# American interviewing for a teaching position in Dubai and questions



## cali76 (May 13, 2010)

Has anyone heard of Al Ittihad Jumeirah Private school in Dubai? I registered with a company Dynamic Personal out of South Africa. The School set up an interview with me yesterday, at 10:30 PM my time, but did not call till 1:00am when I was asleep. I tried to google search the school and only found limited information. Trying to find if it would be a good school to allow my son to attend, who is a 2nd grader. 

Next question, how is the living in Dubai. My mother lives in Saudi and there are compounds, but my research says that Dubai has a more traditional housing market or Expat's.... Can women drive, and is that a common practice or is it easier to just ride the taxi's. 

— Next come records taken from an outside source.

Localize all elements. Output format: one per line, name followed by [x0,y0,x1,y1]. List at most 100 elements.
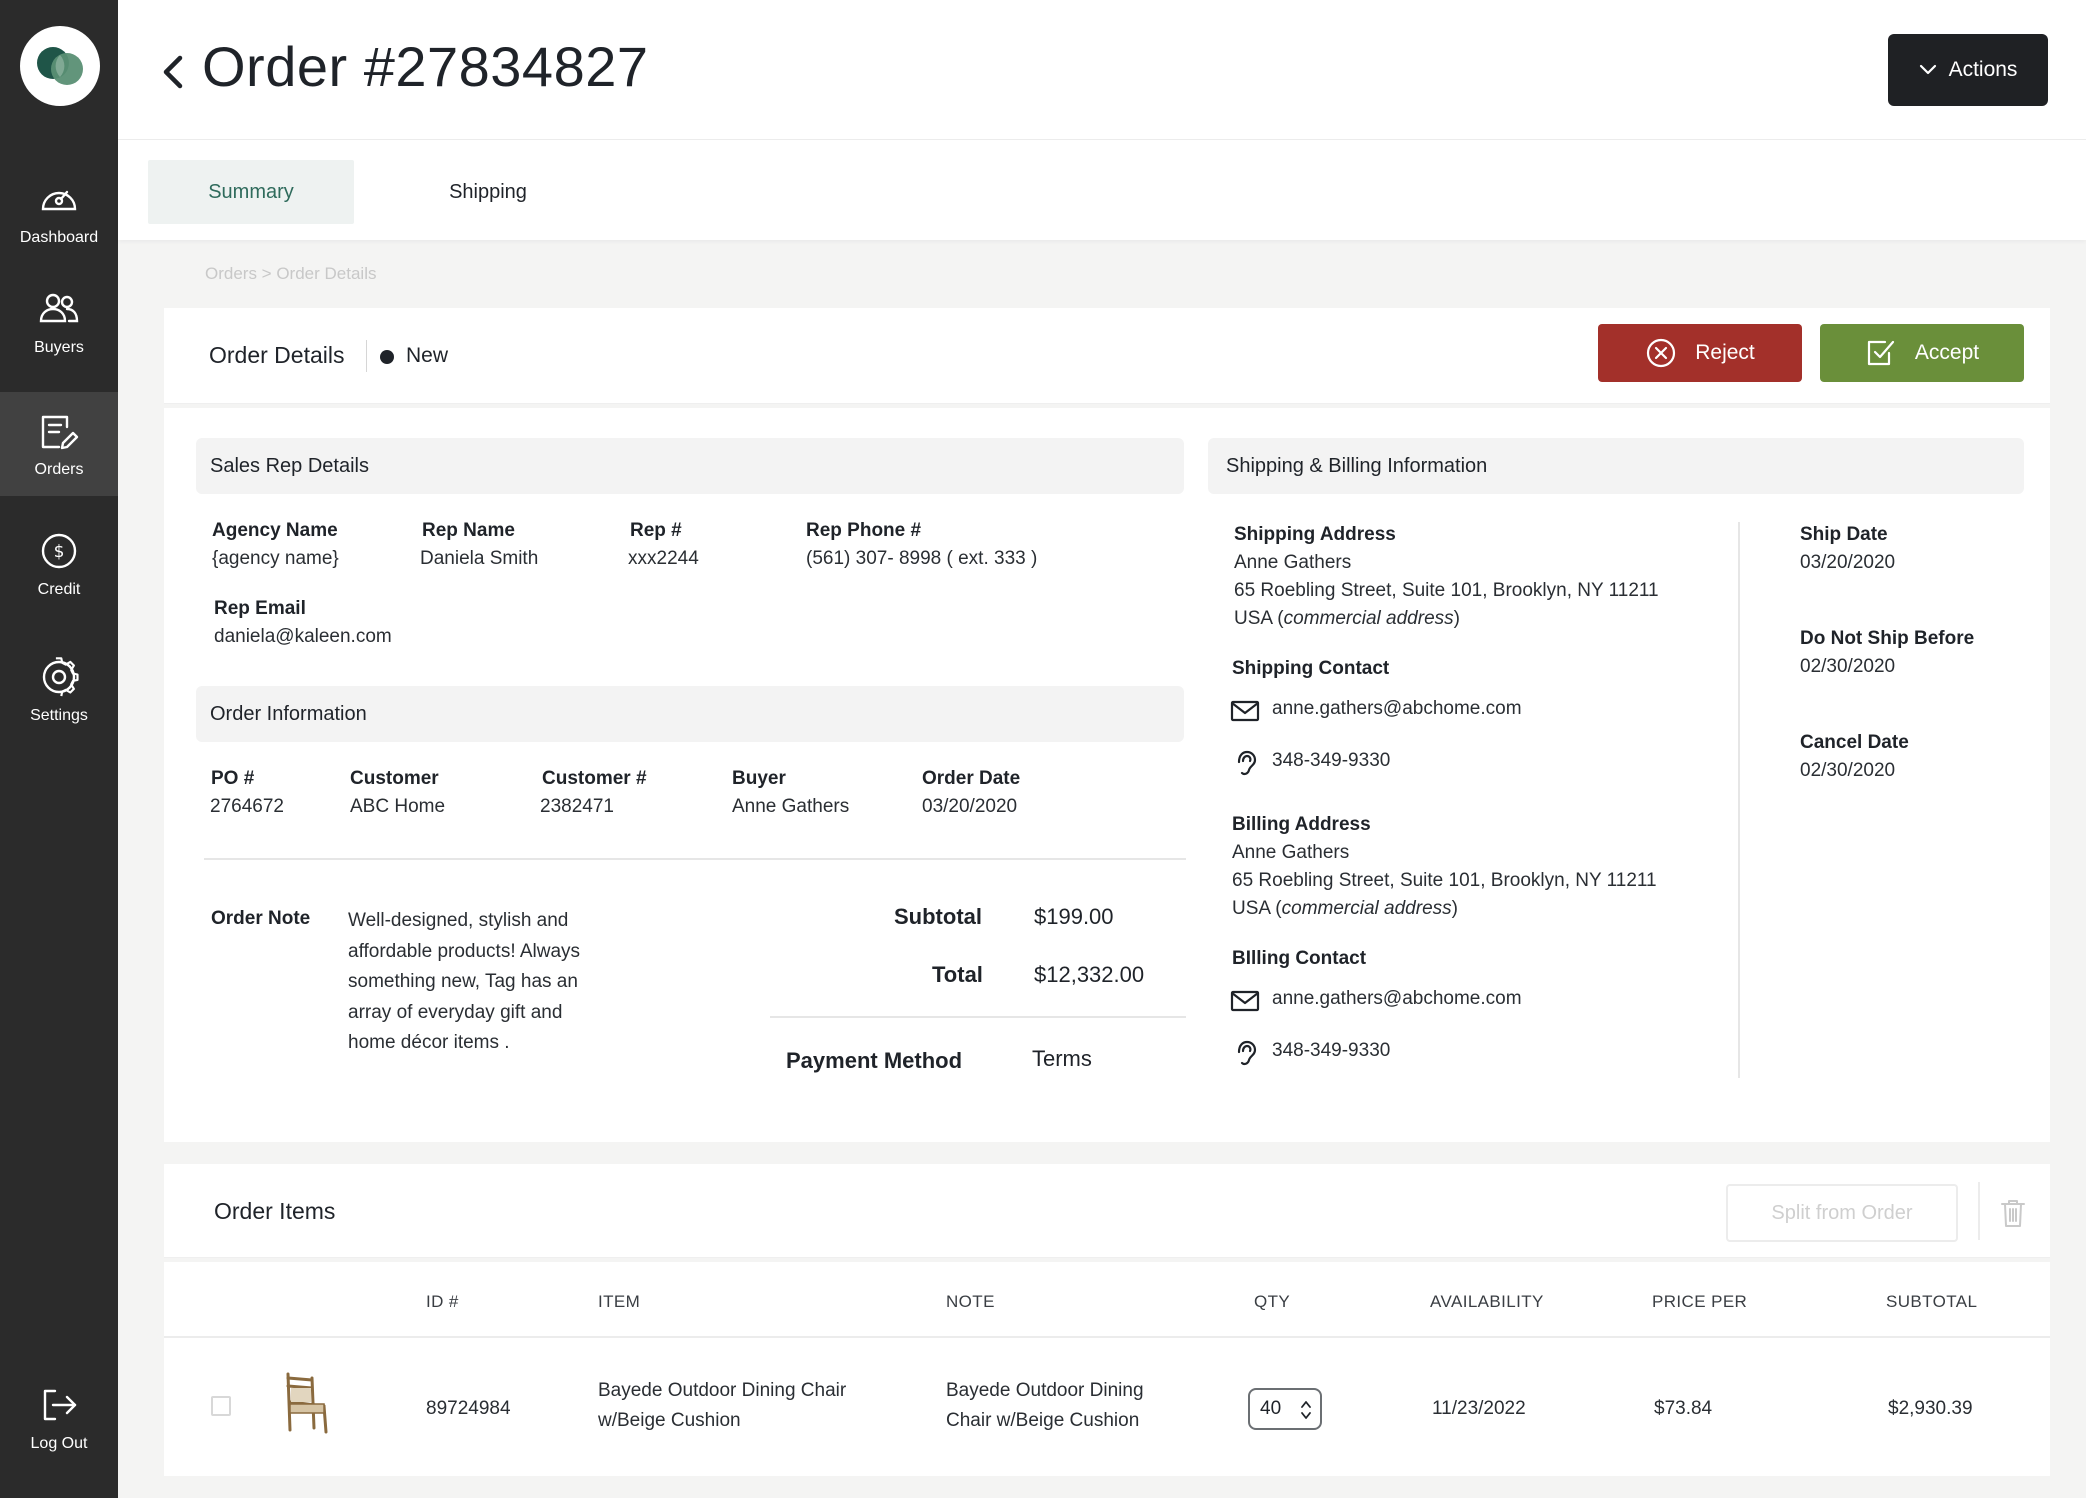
billing-address-label: Billing Address [1232,814,1371,835]
stepper-arrows-icon[interactable] [1300,1398,1312,1422]
rep-phone-value: (561) 307- 8998 ( ext. 333 ) [806,548,1038,569]
page-header: Order #27834827 Actions [118,0,2086,140]
logout-icon [43,1389,77,1421]
shipping-email[interactable]: anne.gathers@abchome.com [1272,698,1522,720]
sidebar-item-orders[interactable]: Orders [0,392,118,496]
divider [1978,1182,1980,1240]
note-line: array of everyday gift and [348,1001,563,1023]
reject-label: Reject [1695,341,1755,364]
note-line: Well-designed, stylish and [348,910,569,931]
order-items-title: Order Items [214,1198,336,1224]
note-line: home décor items . [348,1032,510,1053]
sidebar-item-dashboard[interactable]: Dashboard [0,160,118,264]
sidebar: Dashboard Buyers Orders $ Credit Setting… [0,0,118,1498]
svg-text:$: $ [54,542,65,562]
customer-value: ABC Home [350,796,446,817]
item-note-line: Bayede Outdoor Dining [946,1380,1144,1401]
order-details-title: Order Details [209,342,345,368]
shipping-phone[interactable]: 348-349-9330 [1272,750,1390,772]
rep-number-value: xxx2244 [628,548,699,569]
tab-shipping[interactable]: Shipping [408,160,568,224]
section-title: Order Information [210,702,367,725]
po-label: PO # [211,768,255,789]
column-header-qty[interactable]: QTY [1254,1292,1290,1312]
total-value: $12,332.00 [1034,962,1145,987]
item-name[interactable]: Bayede Outdoor Dining Chair w/Beige Cush… [598,1376,846,1436]
phone-icon [1237,1040,1257,1066]
trash-icon[interactable] [2000,1198,2026,1228]
billing-email[interactable]: anne.gathers@abchome.com [1272,988,1522,1010]
order-note-label: Order Note [211,908,311,929]
breadcrumb[interactable]: Orders > Order Details [205,264,376,284]
sidebar-item-settings[interactable]: Settings [0,638,118,742]
column-header-id[interactable]: ID # [426,1292,459,1312]
quantity-stepper[interactable]: 40 [1248,1388,1322,1430]
rep-name-label: Rep Name [422,520,515,541]
order-details-body: Sales Rep Details Agency Name {agency na… [164,408,2050,1142]
total-label: Total [932,962,983,987]
po-value: 2764672 [210,796,284,817]
item-name-line: Bayede Outdoor Dining Chair [598,1380,847,1401]
billing-street: 65 Roebling Street, Suite 101, Brooklyn,… [1232,870,1657,891]
column-header-item[interactable]: ITEM [598,1292,640,1312]
billing-phone[interactable]: 348-349-9330 [1272,1040,1390,1062]
billing-address-note: commercial address [1281,898,1452,919]
shipping-street: 65 Roebling Street, Suite 101, Brooklyn,… [1234,580,1659,601]
sidebar-item-buyers[interactable]: Buyers [0,270,118,374]
tab-summary[interactable]: Summary [148,160,354,224]
shipping-country-line: USA (commercial address) [1234,608,1460,629]
cancel-date-value: 02/30/2020 [1800,760,1896,781]
subtotal-label: Subtotal [894,904,982,929]
gear-icon [42,657,79,697]
item-id: 89724984 [426,1398,511,1419]
cancel-date-label: Cancel Date [1800,732,1909,753]
accept-button[interactable]: Accept [1820,324,2024,382]
dollar-circle-icon: $ [41,533,77,569]
buyer-label: Buyer [732,768,786,789]
rep-email-value: daniela@kaleen.com [214,626,392,647]
ship-date-label: Ship Date [1800,524,1888,545]
sidebar-item-label: Orders [34,461,84,478]
rep-email-label: Rep Email [214,598,306,619]
note-line: affordable products! Always [348,940,581,962]
sidebar-item-credit[interactable]: $ Credit [0,512,118,616]
actions-label: Actions [1948,58,2018,81]
tabs-bar: Summary Shipping [118,140,2086,240]
chevron-down-icon [1919,64,1936,75]
mail-icon [1230,990,1260,1012]
item-note-line: Chair w/Beige Cushion [946,1410,1140,1431]
gauge-icon [41,190,77,211]
agency-name-label: Agency Name [212,520,338,541]
logout-button[interactable]: Log Out [0,1366,118,1470]
order-info-section-header: Order Information [196,686,1184,742]
column-header-price-per[interactable]: PRICE PER [1652,1292,1747,1312]
back-chevron-icon[interactable] [154,48,190,96]
split-from-order-button[interactable]: Split from Order [1726,1184,1958,1242]
subtotal-value: $199.00 [1034,904,1114,929]
sidebar-item-label: Settings [30,707,88,724]
order-date-label: Order Date [922,768,1021,789]
column-header-subtotal[interactable]: SUBTOTAL [1886,1292,1977,1312]
brand-logo[interactable] [20,26,100,106]
order-details-header: Order Details New Reject Accept [164,308,2050,404]
buyer-value: Anne Gathers [732,796,850,817]
sidebar-item-label: Credit [37,581,81,598]
column-header-availability[interactable]: AVAILABILITY [1430,1292,1544,1312]
billing-country: USA [1232,898,1271,919]
customer-number-label: Customer # [542,768,647,789]
sidebar-item-label: Buyers [34,339,84,356]
status-dot [380,350,394,364]
agency-name-value: {agency name} [212,548,339,569]
orders-edit-icon [41,415,79,450]
product-thumbnail[interactable] [278,1368,332,1434]
actions-button[interactable]: Actions [1888,34,2048,106]
column-header-note[interactable]: NOTE [946,1292,995,1312]
row-select-checkbox[interactable] [211,1396,231,1416]
sidebar-item-label: Dashboard [19,229,99,246]
reject-button[interactable]: Reject [1598,324,1802,382]
sales-rep-section-header: Sales Rep Details [196,438,1184,494]
divider [366,340,367,372]
order-items-table: ID # ITEM NOTE QTY AVAILABILITY PRICE PE… [164,1262,2050,1476]
customer-number-value: 2382471 [540,796,614,817]
shipping-name: Anne Gathers [1234,552,1352,573]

Any suggestion, or help securing a teaching position would be great!


----------



## Elphaba (Jan 24, 2008)

The 'Schools in Dubai' thread at the top will give you links to websites with information about all schools in Dubai. Please also read the thread about 'information everyone should read before posting' to answer many other questions.

The UAE is not like KSA. Women may drive and do not cover cover. Whilst people may refer to compinds in the UAE, these are nothing like the ones in KSA. Here it's just a term for a small, usually gated, community with shared facility. Most people live in apartments or villas.

-


----------



## cali76 (May 13, 2010)

Thank You! I still have not been able to find a website for the school, but will wait until my additional interview on Sunday. I have read the Information everyone should know and thank you for giving that information!


----------



## Andy Capp (Oct 5, 2008)

Al Ittihad

Al-Ittihad Private School Jumeira AIPS | Facebook

Al Ittihad Private School Jumeirah

http://www.khda.gov.ae/DISB/AttachmentDownload.aspx?DOC_ID=I045+/2w4Gc=

Try those...


----------



## cali76 (May 13, 2010)

Andy

Thanks for all the research!


----------



## Andy Capp (Oct 5, 2008)

Well you know, that's why i'm here, to help those less fortunate people out!....


----------



## cali76 (May 13, 2010)

Less Fortunate huh! Gosh Thanks.... Well since I got the position, maybe someday I will be fortunate!


----------